I have looked at TT for the last 3 months and the Outback 26RKS is the one we chose.







I also studied all the info from this site, which I can say made up my mind, before I bought. The Outbackers on this site can tell you anything you need to know about Outbacks. Hope you decide on the 26RKS because I think you will love it. Good Luck and Happy Camping.


----------



## johnny l (Oct 19, 2005)

Crawfish said:


> I am taking delivery of my 26RKS this Friday.
> 
> 
> 
> ...


----------



## johnny l (Oct 19, 2005)

caleb22 said:


> I own one and like it. I like the floor plan because it allows for more room in the bathroom and I like the kitchen in the rear. No complaints really...other than the DW isn't enthusiastic about using it.
> [snapback]59591[/snapback]​


thankyou very much you have been a big help think i will buy


----------



## johnny l (Oct 19, 2005)

Crawfish said:


> I am taking delivery of my 26RKS this Friday.
> 
> 
> 
> ...


thanks crawfish you have been alot of help i think i will buy


----------



## ee4308 (Aug 23, 2005)

johnny,

Crawfish and I are old friends and both decided on the 26RKS. I think it is a great choice as I really love mine, as he will when he picks his up tomorrow. Don't think you can go wrong with a 26RKS, or the Outback brand. Welcome to the site!! sunny


----------



## mswalt (Sep 14, 2004)

> i think i will buy


johnny l,

Go for it! You'll love the Outback.

Mark


----------



## Crawfish (Sep 14, 2005)

Johnny l,

I think you are making the right move.







Outback TT are built better than most in my opinion. You will love it.







Post pictures when you get it. If you have any questions about your Outback just ask the people on this site. They are full of knowledge.


----------



## NDJollyMon (Aug 22, 2003)

Keystone's site must be wrong...
When I look at floorplans...the 26RKS looks like a 26RS.

What gives?









Floor plan link:


----------



## ee4308 (Aug 23, 2005)

NDJollyMon,

The floor plan is strange!







Our 26RKS (rear kitchen) has two doors, one side slide, and no rear slide.
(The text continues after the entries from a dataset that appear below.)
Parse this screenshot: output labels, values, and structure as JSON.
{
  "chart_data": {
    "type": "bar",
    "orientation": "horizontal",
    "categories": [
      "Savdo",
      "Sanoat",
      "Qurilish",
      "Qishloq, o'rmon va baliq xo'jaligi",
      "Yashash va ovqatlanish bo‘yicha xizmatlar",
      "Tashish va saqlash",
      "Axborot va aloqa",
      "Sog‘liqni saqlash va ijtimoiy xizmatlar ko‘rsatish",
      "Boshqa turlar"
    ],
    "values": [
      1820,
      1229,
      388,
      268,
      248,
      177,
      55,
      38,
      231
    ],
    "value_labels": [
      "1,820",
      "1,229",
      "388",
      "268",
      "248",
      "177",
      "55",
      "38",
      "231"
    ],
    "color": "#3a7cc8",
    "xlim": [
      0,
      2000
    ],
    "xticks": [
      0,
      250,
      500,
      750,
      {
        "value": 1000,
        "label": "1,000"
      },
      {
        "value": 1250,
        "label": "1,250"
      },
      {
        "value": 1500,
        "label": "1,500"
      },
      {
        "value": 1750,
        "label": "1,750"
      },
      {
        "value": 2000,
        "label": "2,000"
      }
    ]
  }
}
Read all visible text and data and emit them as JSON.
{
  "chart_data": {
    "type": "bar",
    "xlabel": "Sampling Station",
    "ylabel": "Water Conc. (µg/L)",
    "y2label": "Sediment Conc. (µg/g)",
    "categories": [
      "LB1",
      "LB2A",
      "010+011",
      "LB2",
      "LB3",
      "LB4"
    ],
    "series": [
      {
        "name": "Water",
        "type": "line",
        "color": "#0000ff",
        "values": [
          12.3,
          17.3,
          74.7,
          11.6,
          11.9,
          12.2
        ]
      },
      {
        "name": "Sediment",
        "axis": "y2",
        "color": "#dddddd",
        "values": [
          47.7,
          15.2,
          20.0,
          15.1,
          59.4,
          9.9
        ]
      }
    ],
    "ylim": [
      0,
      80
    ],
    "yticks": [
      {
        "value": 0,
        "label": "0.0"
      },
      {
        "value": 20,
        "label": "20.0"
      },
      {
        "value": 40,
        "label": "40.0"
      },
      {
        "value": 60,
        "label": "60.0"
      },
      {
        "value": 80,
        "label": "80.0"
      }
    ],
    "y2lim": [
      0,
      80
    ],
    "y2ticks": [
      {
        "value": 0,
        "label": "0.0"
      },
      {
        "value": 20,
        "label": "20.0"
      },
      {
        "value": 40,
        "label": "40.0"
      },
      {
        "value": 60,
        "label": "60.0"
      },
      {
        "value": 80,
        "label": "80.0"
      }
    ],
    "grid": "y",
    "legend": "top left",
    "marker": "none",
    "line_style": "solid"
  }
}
Don't know why the floor plan is different.


----------



## johnp (Mar 15, 2004)

Well it looks like the "Tank Label" guy moved into the office and is doing web page design







The picture shows the same layout as the 26 rs. Way to go boys









John


----------



## Crawfish (Sep 14, 2005)

Johnny

Picked up my 26RKS Friday







, stayed at Panama City Beach this weekend and it was all a dream. No problems, just a good time.


----------



## nonny (Aug 14, 2005)

Glad you came this way for advice. You can't go wrong with Outbackers.com. These folks are wise, witty and wonderful! Good luck, johnny l!


----------